German GDP came in at 2.2% q/q and 4.1% y/y versus the economists' expectations of 1.3% q/q and 2.4% y/y respectively.
Versus the Japanese yne, dlr enjoyed a day of respite and initially climbed to 86.19 in Australia on the news that Japanese Prime Minister Naoto Kan and BOJ Governor Masaaki Shirakawa will meet as early as next week to discuss yen's strength and possible responses. Later, although dollar retreated to 85.56 on renewed risk aversion as Chinese Vice Premier Li Keqiang said China would not relax its policies aimed at curbing speculation in the property market, renewed buying interest sent price briefly above said 86.19 resistance to an intra-day high of 86.39 in NY morning before stabilising.

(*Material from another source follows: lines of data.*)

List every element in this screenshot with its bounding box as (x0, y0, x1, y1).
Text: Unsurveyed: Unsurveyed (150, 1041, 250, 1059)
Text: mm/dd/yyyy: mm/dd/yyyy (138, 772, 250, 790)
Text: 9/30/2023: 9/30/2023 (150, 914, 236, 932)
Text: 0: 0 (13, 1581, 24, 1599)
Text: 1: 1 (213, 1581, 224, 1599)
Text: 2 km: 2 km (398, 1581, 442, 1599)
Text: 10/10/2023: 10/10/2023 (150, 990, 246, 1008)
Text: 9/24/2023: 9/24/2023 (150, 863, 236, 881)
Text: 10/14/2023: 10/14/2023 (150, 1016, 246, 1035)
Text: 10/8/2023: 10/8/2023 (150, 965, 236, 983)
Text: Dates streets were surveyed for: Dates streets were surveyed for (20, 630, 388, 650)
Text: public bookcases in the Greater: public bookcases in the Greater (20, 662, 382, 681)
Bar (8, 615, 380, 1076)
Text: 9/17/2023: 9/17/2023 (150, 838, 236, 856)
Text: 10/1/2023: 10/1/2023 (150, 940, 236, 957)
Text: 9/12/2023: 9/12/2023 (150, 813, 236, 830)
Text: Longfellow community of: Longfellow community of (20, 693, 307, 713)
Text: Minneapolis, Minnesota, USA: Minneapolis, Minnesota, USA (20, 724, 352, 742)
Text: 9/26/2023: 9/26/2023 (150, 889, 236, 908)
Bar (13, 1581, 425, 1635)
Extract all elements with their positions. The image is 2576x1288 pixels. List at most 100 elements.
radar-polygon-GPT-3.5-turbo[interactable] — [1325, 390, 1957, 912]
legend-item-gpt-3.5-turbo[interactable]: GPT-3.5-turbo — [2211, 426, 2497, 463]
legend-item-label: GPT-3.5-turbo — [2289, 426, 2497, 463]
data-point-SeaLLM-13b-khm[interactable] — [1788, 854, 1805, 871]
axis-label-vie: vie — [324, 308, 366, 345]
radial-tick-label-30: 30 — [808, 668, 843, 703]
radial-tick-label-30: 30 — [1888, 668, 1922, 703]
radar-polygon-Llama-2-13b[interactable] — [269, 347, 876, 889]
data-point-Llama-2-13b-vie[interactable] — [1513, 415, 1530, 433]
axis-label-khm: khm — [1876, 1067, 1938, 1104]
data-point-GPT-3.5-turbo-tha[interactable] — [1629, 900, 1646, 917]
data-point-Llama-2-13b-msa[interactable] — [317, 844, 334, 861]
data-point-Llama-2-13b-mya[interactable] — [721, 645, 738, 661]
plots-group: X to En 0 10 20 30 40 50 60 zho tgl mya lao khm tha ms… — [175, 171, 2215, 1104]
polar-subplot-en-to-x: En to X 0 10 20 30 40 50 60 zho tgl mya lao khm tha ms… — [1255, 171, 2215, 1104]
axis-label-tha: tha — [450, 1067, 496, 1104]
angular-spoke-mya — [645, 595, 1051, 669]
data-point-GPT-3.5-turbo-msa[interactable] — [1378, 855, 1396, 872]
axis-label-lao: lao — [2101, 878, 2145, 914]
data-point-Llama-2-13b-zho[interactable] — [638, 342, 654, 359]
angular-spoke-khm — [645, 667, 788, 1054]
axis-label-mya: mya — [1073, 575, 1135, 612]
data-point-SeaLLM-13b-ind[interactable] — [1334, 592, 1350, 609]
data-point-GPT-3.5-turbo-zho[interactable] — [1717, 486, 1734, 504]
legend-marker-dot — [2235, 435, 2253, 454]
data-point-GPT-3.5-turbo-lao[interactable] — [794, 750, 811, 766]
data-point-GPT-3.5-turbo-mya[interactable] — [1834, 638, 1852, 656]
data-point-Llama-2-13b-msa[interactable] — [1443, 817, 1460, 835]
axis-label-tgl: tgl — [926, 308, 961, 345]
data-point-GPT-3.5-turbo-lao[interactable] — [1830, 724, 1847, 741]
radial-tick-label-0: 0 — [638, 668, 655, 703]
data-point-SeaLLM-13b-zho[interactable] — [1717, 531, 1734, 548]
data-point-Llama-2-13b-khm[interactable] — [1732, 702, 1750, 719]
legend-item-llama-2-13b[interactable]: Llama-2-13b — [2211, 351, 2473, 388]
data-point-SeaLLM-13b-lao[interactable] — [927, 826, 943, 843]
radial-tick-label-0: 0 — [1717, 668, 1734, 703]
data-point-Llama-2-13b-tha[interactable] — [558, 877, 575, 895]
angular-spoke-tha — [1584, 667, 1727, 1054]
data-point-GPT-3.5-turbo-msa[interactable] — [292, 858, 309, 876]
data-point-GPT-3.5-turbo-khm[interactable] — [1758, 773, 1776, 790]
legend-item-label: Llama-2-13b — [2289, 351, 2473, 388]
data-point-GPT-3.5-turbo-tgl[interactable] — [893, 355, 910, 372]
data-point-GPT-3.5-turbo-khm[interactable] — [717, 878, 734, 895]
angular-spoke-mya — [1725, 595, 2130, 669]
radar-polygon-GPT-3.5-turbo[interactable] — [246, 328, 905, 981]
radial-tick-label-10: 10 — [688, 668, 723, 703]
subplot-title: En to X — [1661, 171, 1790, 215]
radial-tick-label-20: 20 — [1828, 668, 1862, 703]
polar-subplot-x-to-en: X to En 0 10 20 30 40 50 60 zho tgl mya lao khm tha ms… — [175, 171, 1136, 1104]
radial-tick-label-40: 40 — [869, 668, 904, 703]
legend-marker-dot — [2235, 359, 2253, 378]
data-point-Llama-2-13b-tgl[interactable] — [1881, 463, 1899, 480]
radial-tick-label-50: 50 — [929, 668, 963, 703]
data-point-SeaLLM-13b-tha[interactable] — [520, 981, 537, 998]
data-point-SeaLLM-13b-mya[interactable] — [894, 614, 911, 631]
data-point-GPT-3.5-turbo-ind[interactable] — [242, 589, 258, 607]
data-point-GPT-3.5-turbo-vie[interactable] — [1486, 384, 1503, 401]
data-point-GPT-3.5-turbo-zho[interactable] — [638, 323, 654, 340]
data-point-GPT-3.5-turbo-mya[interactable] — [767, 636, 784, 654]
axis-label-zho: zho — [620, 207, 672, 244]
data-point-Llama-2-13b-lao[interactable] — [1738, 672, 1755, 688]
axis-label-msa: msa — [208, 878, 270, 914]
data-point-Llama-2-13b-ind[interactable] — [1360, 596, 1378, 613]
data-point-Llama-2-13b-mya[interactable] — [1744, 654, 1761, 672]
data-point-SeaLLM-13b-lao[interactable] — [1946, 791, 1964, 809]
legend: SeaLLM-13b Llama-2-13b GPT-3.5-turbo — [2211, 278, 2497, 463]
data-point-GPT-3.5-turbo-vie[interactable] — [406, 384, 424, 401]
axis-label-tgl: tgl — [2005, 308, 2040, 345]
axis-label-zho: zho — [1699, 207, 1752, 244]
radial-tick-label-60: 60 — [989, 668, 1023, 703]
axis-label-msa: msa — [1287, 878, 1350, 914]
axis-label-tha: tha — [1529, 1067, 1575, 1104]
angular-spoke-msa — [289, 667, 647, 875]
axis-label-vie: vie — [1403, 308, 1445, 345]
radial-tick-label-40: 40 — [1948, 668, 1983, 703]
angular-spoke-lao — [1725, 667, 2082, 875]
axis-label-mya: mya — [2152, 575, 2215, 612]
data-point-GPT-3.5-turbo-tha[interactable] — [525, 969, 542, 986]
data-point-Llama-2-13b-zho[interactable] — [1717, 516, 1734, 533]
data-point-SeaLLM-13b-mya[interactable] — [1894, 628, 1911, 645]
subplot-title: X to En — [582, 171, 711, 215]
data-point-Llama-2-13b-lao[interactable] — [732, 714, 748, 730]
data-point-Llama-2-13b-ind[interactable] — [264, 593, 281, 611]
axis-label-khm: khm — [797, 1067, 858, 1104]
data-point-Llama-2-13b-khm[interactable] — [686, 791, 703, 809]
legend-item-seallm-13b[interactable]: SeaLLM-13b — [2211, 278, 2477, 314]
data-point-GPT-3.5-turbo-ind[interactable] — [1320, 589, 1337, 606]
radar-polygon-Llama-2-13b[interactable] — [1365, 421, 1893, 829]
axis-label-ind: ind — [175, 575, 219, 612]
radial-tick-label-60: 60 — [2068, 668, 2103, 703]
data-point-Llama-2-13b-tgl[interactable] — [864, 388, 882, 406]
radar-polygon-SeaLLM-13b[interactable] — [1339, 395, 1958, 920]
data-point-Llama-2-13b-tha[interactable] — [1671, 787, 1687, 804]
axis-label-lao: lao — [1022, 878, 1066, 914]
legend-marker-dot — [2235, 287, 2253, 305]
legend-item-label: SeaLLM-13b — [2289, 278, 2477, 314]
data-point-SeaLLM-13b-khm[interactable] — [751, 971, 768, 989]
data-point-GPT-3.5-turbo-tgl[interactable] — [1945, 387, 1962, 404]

In other news, Kansas City Federal Reserve President Thomas Hoenig said that the Fed should not pour more cash into the U.S. financial system because doing so would risk overheating the economy. Hoenig also stated that U.S. deficit was not sustainable and there would be a price to pay.
Although the British pound ratcheted higher in Asia on buying by short-term speculators after remarks by UK insurance giant Prudential PLC CEO Tidjane Thiam who said he had rejected the idea Prudential would make a second attempt to acquire AIG's AIA Group's businesses (previous failed bid was worth $35.5 billion) and cable climbed to an intra-day high of 1.5680 in European morning, the pound fell in tandem with euro to 1.5573 before trading narrowly in NY.
On data front, U.S. CPI increased by 0.3% m/m and 1.2% y/y (versus the forecast of 0.2% m/m and 1.2% y/y) whilst core CPI rose by only 0.1% as widely expected. U.S. retail sale rose by 0.4% m/m, slightly below the economists' expectations of 0.5% rise. University of Michigan's survey showed the index on U.S. consumer sentiment rose to 69.6 (economists' forecast was 69.3) in early August from 67.8 in July.
Economic data to be released next week include:
U.K. Rightmove hse prices, Japan GDP annualised, GDP, GDP deflator, Tertiary industry index, EU HICP final, Empire state mfg, Net LT TIC flows, Foreign treasury buys, NAHB housing mrkt index on Monday, Australia RBA's August Minutes, EU Current account (euro), ZEW survey, U.K. CPI, CPI core, RPI, Germany ZEW index, U.S. Building permits, Housing starts, PPI, PPI core, Industrial prod'n, Capacity utilisation on Tuesday, Australia Westpac leading economic index, Japan Leading indicators on Wednesday, Japan All industry index, Machine tools orders, Germany PPI, Swiss Trade balance (chf), ZEW index, U.K. PS net borrowing, PSNCR, Retail sales, CBI industrial trend, Canada Leading indicators, Wholesale sales, U.S. Jobless claims, Philadelphia Fed survey, Leading indicators on Thursday, Canada CPI, CPI core on Friday.